KMS states on Nica-Toeplitz algebras of product systems

TL;DR

This paper studies KMS states on Nica-Toeplitz algebras of product systems over semigroups, introducing finite type systems and constructing KMS states from traces, extending previous results for affine semigroups.

Contribution

It introduces the concept of product systems of finite type and constructs KMS states for these systems, generalizing earlier work on affine semigroups.

Findings

KMS states are characterized via restrictions to core algebras with scaling conditions.

Construction of KMS states from traces on the coefficient algebra.

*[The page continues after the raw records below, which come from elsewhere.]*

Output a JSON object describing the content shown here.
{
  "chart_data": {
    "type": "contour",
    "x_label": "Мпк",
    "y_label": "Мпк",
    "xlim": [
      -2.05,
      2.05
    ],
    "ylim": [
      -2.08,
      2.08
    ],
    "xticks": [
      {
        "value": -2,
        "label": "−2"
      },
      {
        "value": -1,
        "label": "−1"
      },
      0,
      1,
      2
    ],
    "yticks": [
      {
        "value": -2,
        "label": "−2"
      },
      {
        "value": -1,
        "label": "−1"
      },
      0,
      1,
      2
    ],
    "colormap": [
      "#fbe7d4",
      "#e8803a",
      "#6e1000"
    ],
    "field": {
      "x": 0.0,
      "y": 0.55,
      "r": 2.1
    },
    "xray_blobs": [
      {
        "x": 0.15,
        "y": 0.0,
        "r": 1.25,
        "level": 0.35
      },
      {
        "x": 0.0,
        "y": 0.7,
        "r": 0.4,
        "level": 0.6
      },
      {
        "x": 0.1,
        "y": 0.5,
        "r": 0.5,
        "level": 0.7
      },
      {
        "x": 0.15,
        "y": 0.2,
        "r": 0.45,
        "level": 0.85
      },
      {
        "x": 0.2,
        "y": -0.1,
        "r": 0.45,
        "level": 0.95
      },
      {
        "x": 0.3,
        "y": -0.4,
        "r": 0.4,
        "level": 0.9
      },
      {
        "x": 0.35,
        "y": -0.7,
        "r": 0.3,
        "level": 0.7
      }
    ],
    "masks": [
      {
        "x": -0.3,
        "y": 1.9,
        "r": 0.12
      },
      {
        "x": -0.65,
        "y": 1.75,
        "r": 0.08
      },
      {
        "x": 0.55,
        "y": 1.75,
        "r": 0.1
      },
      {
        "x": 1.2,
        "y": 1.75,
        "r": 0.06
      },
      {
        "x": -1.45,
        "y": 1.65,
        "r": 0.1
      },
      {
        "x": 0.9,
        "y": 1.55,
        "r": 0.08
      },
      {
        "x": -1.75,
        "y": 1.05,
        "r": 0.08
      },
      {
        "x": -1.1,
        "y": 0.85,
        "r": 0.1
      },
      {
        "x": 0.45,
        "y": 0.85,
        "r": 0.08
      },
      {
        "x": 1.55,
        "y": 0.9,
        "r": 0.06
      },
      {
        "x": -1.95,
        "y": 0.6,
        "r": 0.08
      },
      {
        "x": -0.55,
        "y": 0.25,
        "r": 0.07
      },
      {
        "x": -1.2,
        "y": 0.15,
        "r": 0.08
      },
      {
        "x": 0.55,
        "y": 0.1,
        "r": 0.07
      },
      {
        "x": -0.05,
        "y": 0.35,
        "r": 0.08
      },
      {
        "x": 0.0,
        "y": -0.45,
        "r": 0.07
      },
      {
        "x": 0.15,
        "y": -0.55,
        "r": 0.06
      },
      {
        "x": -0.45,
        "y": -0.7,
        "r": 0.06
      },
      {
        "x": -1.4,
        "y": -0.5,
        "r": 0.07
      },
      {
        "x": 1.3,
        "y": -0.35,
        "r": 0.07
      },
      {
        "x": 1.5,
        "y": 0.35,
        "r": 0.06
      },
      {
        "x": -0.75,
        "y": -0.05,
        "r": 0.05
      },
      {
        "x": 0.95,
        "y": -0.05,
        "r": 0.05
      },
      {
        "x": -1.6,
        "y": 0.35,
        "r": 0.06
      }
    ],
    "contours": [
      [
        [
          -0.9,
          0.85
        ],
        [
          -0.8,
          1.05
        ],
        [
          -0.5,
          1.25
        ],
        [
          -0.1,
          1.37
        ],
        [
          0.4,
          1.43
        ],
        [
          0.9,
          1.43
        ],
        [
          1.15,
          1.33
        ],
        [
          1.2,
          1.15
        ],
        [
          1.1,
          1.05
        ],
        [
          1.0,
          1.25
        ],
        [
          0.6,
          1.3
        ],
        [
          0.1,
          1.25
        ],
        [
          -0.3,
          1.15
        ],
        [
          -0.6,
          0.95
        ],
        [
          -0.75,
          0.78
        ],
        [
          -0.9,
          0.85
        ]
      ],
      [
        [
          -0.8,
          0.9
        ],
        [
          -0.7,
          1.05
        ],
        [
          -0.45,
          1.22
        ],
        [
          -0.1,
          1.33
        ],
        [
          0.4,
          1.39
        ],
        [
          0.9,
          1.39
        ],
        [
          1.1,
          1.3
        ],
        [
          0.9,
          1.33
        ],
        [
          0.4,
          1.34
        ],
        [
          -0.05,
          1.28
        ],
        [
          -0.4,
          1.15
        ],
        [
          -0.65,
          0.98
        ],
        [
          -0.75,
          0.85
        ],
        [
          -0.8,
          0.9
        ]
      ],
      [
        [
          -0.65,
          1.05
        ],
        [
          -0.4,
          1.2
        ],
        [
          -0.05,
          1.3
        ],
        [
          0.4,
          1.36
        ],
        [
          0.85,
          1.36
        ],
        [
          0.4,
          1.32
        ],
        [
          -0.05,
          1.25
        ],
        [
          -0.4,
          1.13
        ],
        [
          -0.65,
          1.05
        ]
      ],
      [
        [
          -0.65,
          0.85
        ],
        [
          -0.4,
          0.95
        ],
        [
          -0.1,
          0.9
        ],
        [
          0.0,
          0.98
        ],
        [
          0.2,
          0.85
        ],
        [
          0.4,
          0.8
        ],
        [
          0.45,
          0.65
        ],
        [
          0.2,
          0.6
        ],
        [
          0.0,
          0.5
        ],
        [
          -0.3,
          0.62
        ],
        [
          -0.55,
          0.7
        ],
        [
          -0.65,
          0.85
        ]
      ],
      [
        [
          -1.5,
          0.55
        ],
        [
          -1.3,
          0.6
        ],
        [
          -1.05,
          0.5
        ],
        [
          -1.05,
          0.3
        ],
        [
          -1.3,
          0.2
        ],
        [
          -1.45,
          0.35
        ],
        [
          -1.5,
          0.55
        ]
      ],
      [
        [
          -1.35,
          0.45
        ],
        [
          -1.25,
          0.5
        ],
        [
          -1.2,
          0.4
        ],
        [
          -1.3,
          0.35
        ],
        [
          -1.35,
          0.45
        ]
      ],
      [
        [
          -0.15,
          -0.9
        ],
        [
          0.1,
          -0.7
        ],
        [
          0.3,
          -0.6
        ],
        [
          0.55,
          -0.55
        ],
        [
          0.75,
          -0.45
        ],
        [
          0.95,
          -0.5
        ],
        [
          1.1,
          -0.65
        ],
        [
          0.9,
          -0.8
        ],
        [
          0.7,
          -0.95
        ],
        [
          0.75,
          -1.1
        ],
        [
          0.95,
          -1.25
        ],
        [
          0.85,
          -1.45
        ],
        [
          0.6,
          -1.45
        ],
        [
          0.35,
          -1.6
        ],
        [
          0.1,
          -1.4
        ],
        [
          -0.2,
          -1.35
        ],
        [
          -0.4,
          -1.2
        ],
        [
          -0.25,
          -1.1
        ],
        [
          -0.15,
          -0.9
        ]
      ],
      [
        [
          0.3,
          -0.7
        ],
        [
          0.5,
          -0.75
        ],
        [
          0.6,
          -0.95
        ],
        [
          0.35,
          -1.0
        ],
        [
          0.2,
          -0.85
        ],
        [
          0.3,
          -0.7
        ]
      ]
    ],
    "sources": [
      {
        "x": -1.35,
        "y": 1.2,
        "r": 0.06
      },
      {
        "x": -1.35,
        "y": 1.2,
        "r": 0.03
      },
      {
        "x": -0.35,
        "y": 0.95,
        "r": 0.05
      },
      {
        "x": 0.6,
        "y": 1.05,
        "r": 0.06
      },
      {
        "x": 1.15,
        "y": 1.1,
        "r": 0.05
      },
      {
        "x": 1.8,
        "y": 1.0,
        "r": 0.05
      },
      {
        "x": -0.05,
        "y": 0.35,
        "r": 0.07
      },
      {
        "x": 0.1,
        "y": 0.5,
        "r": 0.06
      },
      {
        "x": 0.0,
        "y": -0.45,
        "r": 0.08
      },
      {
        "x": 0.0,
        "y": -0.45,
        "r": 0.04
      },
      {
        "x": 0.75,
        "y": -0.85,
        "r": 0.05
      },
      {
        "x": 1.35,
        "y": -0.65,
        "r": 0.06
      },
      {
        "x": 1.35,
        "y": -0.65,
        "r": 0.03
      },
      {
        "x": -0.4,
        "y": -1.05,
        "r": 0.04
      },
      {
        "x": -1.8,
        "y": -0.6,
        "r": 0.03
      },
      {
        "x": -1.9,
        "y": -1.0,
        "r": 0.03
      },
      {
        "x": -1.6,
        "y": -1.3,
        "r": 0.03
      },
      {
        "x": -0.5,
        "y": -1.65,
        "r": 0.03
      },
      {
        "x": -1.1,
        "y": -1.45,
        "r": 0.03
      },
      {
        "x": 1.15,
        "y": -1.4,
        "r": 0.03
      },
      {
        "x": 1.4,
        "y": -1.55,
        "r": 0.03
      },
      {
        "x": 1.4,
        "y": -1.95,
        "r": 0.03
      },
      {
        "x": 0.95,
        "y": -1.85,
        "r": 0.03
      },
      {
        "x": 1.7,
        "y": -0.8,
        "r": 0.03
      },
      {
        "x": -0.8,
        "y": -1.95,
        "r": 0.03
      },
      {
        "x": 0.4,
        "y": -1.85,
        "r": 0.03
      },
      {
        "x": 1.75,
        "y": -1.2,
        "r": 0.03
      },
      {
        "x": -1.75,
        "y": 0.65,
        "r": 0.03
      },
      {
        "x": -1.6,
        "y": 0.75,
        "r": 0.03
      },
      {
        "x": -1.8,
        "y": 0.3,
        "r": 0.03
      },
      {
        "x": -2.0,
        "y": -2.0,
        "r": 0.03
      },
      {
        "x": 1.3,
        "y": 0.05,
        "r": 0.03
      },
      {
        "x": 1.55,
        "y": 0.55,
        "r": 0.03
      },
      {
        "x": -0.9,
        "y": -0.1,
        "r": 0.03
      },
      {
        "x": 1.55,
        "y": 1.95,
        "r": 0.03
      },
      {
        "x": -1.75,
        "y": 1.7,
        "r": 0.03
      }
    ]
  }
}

Extension of known results to more general product systems and semigroups.

Abstract

We investigate KMS states of Fowler's Nica-Toeplitz algebra $\mathcal{NT}(X)$ associated to a compactly aligned product system $X$ over a semigroup $P$ of Hilbert bimodules. This analysis relies on restrictions of these states to the core algebra which satisfy appropriate scaling conditions. The concept of product system of finite type is introduced. If $(G, P)$ is a lattice ordered group and $X$ is a product system of finite type over $P$ satisfying certain coherence properties, we construct KMS$_\beta$ states of $\NT(X)$ associated to a scalar dynamics from traces on the coefficient algebra of the product system. Our results were motivated by, and generalize some of the results of Laca and Raeburn obtained for the Toeplitz algebra of the affine semigroup over the natural numbers.